Потом и Акбалак стал подпевать. Сильный, звучный, почти что профессиональный голос жырау окрасил песню величавостью, плавностью. «Да ведь они все здесь чертовски талантливы! – продолжал размышлять Шараев. – Вот что значит жизнь у моря: на воле, рядом со стихией». И он тоже стал подтягивать:
Калена стрела венчала.
Среди битвы роковой.
Вижу, смерть моя приходит,
Черный ворон, весь я твой!
– Не хочешь, а заставят петь, правда? – Славиков похлопал Шараева по плечу и довольно рассмеялся.
Печальная, раздумчивая песня летела по темному небу, над тишью пустыни, над волнами – спокойными, серебристыми от света луны, давно взошедшей, над перевернутыми лодками. Время от времени слышался храп привязанных лошадей, лай собак из аула, мелкие звуки плещущейся рыбы.
Привлеченная красивой, протяжной песней к берегу двигалась Ана-балык. Она двигалась небыстро. Вот нашла узкую полоску песка и, высунув голову, стала слушать. Не вовсе безопасным это было удивление. Как-то у Акеспе она вот так же безмятежно заслушалась – и чуть было не пришлось вступить в схватку с бурым сомом. Хорошо, с берега закричал мальчик, увидев сома. Ана-балык вздохнула и поплыла в море.

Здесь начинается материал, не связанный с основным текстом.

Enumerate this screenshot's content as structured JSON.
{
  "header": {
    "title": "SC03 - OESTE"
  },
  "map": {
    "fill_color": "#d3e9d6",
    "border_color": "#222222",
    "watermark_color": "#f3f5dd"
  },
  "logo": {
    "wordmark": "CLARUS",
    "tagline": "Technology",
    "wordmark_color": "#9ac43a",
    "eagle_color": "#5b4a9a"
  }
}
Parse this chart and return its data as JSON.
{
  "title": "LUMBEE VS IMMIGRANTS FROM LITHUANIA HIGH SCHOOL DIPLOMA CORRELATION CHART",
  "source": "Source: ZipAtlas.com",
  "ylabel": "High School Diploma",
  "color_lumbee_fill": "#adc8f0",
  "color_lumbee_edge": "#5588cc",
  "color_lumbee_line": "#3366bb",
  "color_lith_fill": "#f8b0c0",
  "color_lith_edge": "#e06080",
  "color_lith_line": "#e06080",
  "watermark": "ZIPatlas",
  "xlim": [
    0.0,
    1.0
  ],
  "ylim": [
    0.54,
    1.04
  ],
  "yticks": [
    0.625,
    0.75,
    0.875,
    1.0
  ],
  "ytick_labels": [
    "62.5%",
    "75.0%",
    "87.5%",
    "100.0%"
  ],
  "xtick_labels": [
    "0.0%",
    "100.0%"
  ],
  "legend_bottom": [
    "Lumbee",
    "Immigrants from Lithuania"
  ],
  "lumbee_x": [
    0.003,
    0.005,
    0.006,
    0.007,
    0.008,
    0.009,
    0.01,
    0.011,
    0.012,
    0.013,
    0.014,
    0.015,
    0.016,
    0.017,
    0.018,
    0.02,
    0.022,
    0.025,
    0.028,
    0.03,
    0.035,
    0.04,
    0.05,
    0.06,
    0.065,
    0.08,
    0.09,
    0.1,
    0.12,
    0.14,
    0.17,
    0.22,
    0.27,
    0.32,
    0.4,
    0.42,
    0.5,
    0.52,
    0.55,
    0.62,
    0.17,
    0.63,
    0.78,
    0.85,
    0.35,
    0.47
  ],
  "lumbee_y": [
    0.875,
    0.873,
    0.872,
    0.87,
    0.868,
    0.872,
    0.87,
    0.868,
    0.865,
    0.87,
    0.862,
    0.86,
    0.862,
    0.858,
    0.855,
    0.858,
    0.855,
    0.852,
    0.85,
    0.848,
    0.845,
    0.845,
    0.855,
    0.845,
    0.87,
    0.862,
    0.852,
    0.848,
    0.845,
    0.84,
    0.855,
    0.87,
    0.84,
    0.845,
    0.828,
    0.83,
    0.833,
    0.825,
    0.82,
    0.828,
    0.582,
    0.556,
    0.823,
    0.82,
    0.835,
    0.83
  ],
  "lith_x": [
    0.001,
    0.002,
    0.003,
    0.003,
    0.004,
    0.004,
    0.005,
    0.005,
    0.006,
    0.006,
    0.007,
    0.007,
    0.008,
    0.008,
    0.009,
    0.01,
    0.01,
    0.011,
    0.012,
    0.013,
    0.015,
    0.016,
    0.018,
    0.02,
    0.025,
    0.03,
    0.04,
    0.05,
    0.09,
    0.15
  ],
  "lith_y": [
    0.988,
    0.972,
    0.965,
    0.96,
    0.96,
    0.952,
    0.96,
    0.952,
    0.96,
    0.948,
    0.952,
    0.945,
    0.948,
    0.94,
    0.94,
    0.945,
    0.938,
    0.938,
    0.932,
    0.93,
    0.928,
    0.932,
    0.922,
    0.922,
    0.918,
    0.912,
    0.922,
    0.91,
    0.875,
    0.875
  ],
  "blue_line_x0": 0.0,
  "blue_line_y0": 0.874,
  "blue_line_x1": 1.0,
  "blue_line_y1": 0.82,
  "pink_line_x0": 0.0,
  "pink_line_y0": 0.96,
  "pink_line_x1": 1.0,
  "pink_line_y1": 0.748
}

Тем временем с берега уже полилась другая песня – ровная, бархатная. Ее пели Акбалак, Насыр и Откельды. А огромный бурый сом как раз в это время приближался к берегу – его влекла сумасшедшая Кызбала, которая бродила по берегу со своим старым, уже немощным псом. Ничего не знала она о приезде гостей, не было ей дела до них даже сейчас – до костра, до песен. Она жила своей особой жизнью, ничто не касалось ее темного сознания. Впрочем, иногда она подсаживалась к женщинам, собравшимся посудачить, но никто из них никогда с ней не заговаривал – молча она пила чай и уходила не попрощавшись, так же как и появлялась – никого не приветствуя. Целые дни Кызбала проводила на морском берегу – в горькой печали, в ожидании утонувшего сына.